We keerden weer eens terug naar de hut en zaten tot in de kleine uurtjes op het tweepersoonsbed (okee, de uitgeklapte brakke bank). We begonnen met "ik loop door de buren" ("I walk through my neighbours") en eindigden bij "Oeh belle Jelle... Jelle je mag me bellen...", na ongeveer de hele Nederlandse popscene te hebben vertaald naar het Nederlands. Merit had nog een mooie uitsmijter: "...en je bent al bijna 3" als variant op Jelles "en bijna 17". Haar excuus: "Ik ben toch veel jonger dan Jelle? Je moet dat in verhouding zien!". Je had er bij moeten zijn <grijns>
We zaten net te overwegen naar bed te gaan toen ineens het licht uitging. We hadden gelukkig een nieuwe elektriciteitskaart (die je bij de Reception moest kopen, om elektriciteit in je chalet te krijgen), en we propten hem in de meter. Helaas gaf het apparaat een error, en ditmaal hielp zelfs het knopje niet (de eerste keer had het wel geholpen), zodat we in het donker bleven zitten. We wilden aanvankelijk gewoon naar bed gaan, maar Merit wilde toch wel erg graag wat warm water, dus uiteindelijk ging Remco er op uit om iemand te zoeken die er verstand van had. Een hele tijd later klopte er een vreemde man op het raam, en nadat wij open hadden gedaan, stormde de man binnen, wrotte wat aan de meter en voilá, het licht ging weer aan. De man was na 2 seconden weer weg, en even later stond Remco hijgend voor de deur. Hij had na veel moeite een managerachtig type gevonden en er zou iemand gestuurd worden. Remco rende dus naar huis, maar tegen walkietalkies kon hij niet op. O well.

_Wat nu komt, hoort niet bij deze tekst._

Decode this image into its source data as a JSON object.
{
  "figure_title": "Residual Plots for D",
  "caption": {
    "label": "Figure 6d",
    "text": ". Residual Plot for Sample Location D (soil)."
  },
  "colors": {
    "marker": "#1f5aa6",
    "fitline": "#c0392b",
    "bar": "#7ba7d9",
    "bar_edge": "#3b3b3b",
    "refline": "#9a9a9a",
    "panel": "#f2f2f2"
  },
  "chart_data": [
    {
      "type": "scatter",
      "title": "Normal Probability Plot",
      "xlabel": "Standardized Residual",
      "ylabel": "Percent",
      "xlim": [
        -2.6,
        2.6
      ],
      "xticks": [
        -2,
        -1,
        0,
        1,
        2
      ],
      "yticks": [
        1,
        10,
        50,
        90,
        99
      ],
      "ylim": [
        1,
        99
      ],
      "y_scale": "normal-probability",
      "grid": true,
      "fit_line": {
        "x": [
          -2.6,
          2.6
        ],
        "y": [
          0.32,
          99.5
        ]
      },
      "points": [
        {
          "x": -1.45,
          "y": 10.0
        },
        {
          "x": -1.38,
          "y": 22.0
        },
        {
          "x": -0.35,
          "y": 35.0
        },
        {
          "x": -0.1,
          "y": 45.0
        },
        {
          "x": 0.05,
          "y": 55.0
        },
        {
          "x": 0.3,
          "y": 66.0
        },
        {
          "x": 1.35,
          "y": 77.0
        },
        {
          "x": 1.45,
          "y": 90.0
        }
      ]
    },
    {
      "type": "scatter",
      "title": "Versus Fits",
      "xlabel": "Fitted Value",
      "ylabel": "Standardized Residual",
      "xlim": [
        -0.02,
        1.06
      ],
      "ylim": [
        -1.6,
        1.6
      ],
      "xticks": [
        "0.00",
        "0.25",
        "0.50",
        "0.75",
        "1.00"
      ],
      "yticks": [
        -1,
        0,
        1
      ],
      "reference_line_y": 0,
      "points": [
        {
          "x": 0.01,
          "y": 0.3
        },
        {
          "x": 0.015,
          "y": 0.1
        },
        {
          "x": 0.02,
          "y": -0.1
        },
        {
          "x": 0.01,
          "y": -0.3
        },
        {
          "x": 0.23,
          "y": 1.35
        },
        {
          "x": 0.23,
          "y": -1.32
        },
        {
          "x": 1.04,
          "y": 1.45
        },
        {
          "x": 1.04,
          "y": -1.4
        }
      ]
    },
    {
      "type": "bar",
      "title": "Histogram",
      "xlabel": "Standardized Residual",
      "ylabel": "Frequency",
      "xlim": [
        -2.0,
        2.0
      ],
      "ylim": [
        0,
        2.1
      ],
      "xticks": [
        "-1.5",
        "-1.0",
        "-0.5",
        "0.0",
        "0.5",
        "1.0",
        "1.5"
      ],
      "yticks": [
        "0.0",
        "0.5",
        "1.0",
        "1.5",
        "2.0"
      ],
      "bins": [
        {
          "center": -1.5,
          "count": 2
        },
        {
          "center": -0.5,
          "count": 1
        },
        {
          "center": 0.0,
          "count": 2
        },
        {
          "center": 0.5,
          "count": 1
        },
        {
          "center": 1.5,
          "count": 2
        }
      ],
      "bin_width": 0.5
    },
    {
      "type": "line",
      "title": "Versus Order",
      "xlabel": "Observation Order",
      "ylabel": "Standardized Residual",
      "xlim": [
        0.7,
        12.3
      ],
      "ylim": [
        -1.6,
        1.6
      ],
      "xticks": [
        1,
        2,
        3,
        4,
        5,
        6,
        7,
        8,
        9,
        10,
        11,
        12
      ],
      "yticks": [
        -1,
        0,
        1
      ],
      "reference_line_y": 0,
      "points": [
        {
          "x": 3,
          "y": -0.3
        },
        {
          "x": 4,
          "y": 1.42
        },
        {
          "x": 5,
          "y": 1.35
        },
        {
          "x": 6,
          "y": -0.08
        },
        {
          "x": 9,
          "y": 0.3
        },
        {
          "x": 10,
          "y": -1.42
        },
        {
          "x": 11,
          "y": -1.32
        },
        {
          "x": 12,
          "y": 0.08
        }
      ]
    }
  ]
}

Merit wilde nu haar warme water en omdat de boiler nog op moest warmen, gooide ze een sloot water in de waterkoker. Ineens ging het licht weer uit en wat we ook probeerden, er gebeurde niets. Remco – inmiddels in pyjama – kleedde zich zuchtend weer aan en ging wederom op zoek naar de manager. Een tijdje later kwam hij weer hijgend terug, ditmaal wel voor de technicus. Die kwam vlak daarna, en na wat onderzoek verklaarde hij dat er water in de sensor van de waterkoker zat, en dat veroorzaakte kortsluiting. Merit: "So the watercooker is not waterproof?" Man: "Yes it is." Merit: "No is isn't." Man: "Yes it is!" waarop Merit het maar opgaf en we uiteindelijk allemaal rustig naar bed konden.